Term Structure: Credibly's 6–24 month terms are shorter, creating higher default risk (more chances for practice failure or cash-flow stress over a longer amortization). Longer terms reduce annual default rates statistically.
For practices with 700+ credit and 2+ years tenure, Bank of America's Prime + 0% is unbeatable. For fair-credit or newer practices, Credibly's 11.00% is market-competitive—and the 2-hour funding is worth the rate premium if you need equipment before a lease term ends or a competitor deploys a rival system.
Internal Links to Key Resources
If you're exploring whether financing makes sense for your practice's cash position, use the affordability calculator to model monthly payments against your expected revenue. Practices often discover that a 60-month term at 8% APR is far more sustainable than a 24-month at 11%—and the total interest difference is smaller than expected.

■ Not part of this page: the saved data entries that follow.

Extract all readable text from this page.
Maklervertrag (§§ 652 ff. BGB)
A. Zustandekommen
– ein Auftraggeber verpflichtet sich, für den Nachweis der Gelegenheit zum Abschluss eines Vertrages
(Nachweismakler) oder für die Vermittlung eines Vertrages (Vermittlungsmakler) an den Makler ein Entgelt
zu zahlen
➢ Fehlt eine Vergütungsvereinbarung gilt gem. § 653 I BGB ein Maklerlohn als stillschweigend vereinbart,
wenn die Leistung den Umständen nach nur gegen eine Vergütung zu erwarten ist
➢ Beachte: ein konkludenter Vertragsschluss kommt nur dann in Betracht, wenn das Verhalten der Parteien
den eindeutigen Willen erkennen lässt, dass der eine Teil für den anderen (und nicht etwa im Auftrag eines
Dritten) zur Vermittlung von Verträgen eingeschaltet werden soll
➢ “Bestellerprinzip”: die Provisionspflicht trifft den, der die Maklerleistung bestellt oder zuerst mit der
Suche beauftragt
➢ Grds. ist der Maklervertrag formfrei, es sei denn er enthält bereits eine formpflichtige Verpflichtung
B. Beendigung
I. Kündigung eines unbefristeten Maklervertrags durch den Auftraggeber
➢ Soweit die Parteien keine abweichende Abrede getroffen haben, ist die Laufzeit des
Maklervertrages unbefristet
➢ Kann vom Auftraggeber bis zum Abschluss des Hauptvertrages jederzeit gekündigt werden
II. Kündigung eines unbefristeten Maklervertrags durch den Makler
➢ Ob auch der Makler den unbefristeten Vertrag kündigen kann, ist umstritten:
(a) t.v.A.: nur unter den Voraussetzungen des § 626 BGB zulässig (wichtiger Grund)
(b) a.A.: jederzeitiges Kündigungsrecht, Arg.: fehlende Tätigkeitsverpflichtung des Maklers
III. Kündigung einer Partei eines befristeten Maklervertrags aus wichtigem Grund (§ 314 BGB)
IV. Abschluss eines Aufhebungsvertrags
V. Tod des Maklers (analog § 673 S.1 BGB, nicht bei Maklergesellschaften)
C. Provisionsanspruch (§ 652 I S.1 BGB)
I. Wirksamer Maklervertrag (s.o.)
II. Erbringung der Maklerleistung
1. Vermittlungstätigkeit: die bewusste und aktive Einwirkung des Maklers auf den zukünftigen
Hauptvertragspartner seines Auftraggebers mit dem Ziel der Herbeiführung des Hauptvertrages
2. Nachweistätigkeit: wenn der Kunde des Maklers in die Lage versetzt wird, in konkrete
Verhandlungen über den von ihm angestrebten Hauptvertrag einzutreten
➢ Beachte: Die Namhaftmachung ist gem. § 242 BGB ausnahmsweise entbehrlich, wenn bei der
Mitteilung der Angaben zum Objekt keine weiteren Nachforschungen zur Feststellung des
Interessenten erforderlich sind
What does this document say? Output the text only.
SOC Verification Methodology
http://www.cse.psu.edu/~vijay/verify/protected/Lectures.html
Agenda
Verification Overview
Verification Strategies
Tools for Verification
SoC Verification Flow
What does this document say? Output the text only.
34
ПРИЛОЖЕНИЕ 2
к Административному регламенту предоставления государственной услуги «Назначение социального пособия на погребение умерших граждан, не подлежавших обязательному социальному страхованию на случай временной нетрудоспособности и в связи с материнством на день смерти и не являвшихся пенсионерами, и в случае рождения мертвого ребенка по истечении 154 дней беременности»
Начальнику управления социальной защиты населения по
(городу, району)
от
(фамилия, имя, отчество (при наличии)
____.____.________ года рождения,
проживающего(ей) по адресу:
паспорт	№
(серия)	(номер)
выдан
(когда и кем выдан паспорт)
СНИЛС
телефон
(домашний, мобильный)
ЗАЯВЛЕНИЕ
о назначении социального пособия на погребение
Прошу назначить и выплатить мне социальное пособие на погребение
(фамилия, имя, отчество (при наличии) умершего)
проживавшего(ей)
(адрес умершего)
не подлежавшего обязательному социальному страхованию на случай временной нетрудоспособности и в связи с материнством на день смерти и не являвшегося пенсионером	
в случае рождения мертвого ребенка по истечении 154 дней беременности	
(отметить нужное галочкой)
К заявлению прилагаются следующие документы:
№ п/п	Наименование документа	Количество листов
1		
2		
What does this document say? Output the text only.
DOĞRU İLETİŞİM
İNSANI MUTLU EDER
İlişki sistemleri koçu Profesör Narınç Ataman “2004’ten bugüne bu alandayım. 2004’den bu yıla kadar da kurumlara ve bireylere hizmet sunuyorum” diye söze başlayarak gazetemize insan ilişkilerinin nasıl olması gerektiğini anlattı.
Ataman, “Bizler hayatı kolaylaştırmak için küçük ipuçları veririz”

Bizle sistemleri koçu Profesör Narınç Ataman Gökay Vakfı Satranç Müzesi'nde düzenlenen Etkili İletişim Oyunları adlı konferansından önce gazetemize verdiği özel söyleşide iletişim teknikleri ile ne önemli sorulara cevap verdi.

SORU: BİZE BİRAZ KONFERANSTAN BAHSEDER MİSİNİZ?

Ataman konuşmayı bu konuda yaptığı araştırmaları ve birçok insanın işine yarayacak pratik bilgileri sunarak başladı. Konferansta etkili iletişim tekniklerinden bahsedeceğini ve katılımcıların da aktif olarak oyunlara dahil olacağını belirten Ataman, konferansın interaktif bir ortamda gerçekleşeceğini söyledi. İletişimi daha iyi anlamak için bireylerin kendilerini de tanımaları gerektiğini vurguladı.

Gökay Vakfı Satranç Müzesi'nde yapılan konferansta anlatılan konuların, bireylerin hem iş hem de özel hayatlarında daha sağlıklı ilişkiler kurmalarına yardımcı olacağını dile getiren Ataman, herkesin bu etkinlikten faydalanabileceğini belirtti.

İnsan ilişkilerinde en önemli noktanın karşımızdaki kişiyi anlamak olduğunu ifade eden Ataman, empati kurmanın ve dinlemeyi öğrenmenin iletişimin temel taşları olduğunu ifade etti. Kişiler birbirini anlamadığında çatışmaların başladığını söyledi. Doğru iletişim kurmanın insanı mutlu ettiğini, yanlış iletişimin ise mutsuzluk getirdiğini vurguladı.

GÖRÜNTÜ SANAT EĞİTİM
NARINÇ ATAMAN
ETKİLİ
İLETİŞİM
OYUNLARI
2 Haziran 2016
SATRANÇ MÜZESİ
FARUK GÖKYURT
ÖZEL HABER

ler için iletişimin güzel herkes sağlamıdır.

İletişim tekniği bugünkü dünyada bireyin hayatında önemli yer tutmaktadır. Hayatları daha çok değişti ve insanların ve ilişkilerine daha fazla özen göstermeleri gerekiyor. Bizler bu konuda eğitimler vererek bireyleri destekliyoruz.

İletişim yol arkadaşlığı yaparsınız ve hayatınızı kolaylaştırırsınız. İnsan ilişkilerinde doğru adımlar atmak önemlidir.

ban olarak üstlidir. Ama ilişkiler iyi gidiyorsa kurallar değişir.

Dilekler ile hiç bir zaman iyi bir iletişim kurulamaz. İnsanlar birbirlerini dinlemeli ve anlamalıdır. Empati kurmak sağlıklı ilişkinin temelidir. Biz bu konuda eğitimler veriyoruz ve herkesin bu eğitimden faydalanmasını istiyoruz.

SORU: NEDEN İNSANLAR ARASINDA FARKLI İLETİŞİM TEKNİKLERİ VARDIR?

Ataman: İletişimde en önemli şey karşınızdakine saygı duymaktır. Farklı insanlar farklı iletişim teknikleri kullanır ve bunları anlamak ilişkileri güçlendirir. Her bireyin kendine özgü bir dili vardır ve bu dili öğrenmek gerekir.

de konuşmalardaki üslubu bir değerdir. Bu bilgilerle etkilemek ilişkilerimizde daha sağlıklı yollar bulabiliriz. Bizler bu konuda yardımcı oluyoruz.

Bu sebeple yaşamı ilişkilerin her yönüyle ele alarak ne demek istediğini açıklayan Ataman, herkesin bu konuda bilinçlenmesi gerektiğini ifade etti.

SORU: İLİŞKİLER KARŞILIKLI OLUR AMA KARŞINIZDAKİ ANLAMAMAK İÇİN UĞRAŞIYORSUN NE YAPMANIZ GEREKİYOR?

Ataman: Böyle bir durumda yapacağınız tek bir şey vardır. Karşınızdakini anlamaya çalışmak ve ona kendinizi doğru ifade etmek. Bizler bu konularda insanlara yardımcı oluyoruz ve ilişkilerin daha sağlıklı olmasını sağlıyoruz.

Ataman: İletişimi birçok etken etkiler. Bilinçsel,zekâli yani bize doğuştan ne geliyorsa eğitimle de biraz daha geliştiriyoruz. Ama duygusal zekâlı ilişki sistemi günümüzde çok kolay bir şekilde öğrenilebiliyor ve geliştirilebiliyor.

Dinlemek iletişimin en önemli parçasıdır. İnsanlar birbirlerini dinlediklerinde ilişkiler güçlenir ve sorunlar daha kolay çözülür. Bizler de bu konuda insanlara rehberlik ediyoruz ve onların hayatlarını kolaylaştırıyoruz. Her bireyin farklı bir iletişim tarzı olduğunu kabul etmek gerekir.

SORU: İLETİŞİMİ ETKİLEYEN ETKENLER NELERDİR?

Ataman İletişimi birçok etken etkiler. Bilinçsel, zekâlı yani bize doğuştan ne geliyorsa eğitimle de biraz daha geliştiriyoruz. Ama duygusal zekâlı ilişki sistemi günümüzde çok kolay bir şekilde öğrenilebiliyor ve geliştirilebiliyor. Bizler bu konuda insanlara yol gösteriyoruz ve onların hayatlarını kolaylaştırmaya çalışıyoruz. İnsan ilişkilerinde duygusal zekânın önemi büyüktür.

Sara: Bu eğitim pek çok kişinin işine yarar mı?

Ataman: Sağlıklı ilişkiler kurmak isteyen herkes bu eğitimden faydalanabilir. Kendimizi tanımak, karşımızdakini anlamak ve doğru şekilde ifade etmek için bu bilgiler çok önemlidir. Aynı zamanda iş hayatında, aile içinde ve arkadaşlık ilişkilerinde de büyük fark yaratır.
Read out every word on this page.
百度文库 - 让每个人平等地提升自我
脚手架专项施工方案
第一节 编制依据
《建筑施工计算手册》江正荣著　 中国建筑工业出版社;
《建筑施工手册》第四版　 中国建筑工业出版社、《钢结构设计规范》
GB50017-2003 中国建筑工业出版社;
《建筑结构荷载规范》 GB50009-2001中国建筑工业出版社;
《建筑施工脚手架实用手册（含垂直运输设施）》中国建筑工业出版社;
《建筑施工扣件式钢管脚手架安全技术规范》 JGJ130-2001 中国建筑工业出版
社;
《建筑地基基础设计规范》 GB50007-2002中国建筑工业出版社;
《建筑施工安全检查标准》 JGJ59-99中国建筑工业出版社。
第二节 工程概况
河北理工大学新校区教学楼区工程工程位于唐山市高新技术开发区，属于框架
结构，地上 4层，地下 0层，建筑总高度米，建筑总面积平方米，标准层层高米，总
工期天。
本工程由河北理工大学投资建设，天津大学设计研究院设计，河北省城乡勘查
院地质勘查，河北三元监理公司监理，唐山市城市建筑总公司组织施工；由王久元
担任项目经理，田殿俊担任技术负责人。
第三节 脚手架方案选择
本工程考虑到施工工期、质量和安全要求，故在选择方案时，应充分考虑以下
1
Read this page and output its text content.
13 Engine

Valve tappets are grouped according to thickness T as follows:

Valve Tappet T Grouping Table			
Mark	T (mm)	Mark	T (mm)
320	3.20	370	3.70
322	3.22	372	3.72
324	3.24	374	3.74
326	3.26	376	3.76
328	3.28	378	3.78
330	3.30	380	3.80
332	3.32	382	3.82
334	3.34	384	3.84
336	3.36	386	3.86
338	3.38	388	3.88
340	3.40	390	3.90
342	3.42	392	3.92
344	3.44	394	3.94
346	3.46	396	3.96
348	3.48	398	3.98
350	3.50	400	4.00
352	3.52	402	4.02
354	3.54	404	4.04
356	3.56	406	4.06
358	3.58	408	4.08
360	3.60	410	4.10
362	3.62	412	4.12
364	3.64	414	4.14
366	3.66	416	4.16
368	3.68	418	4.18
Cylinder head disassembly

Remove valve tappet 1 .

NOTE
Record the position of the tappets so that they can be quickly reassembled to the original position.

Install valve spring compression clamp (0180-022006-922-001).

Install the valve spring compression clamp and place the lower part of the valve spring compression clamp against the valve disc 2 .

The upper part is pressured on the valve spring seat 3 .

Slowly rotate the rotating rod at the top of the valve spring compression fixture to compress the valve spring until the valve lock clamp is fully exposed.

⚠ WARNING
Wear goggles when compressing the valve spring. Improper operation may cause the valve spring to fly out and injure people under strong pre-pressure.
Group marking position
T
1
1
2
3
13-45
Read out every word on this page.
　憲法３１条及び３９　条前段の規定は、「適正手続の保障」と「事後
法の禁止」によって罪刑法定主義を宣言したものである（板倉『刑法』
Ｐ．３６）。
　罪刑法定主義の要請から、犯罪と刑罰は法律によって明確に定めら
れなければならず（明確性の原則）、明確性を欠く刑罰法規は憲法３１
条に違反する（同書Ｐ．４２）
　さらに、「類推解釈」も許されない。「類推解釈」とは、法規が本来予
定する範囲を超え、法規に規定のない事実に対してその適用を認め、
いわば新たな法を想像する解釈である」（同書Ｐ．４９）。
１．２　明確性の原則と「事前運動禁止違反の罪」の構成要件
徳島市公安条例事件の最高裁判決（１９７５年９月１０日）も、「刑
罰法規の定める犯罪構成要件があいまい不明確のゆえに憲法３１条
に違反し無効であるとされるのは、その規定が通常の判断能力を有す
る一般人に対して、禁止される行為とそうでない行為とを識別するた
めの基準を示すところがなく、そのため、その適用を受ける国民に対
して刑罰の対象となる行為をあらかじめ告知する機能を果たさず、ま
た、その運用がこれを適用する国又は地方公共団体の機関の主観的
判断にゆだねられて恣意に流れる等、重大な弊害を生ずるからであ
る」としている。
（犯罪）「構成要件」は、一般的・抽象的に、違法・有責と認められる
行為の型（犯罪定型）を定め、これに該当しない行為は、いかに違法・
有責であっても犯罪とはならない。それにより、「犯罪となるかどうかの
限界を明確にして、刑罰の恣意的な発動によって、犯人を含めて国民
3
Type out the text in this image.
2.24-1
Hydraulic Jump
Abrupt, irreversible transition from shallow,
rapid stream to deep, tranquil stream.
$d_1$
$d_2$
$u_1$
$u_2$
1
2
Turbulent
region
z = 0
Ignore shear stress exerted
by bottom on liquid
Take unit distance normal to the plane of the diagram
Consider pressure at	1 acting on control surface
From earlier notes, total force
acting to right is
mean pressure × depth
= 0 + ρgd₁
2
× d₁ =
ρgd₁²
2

If fair credit has blocked your financing in the past, review the guide on bad-credit equipment financing for strategies (co-signers, larger down payments, shorter terms) that improve approval odds. Many practices qualify with Credibly or Fundible after adjusting expectations around term length or loan amount.
For a deeper dive into alternative lenders and 2026 market rankings, explore the full comparison of best medical equipment financing companies.
Bottom Line
Bank of America wins for 700+ FICO practices seeking the lowest ongoing cost on large equipment deployments. Credibly is your best bet if you have fair credit, need funding fast, or are under 2 years in business. Start with a soft inquiry (no credit-score impact) to check your qualification and rate with both lenders, then lock in the option that balances APR, monthly payment, and approval timeline for your practice's growth plan.
Sources
- Precedence Research: Medical Equipment Financing Market Size to Surpass USD 404.87 Bn by 2035
- Fortune Business Insights: Medical Equipment Financing Market Size, Share, Growth Report, 2034
- Crestmont Capital: Medical Equipment Financing Statistics – Industry Data and Trends for 2026
- MedMoneyGuide: Physician Practice Loans 2026 – Complete Bank Comparison Guide
- Allstate Fund Pros: Best Financing Options for Healthcare Professionals 2026
- U.S. Small Business Administration: SBA 7(a) Loan Program Guidelines
- Internal Revenue Service: Section 179 Expensing – 2026 Limits and Rules
- Credibly: Medical Equipment Financing & Loans for Healthcare Providers
- Professional Financing for Private Healthcare Practices: 2026 Guide
Disclosures
This content is for educational purposes only and is not financial advice. financingmedicalequipment.com may receive compensation from partner lenders, which may influence which products are featured. Rates, terms, and availability vary by lender and applicant qualifications.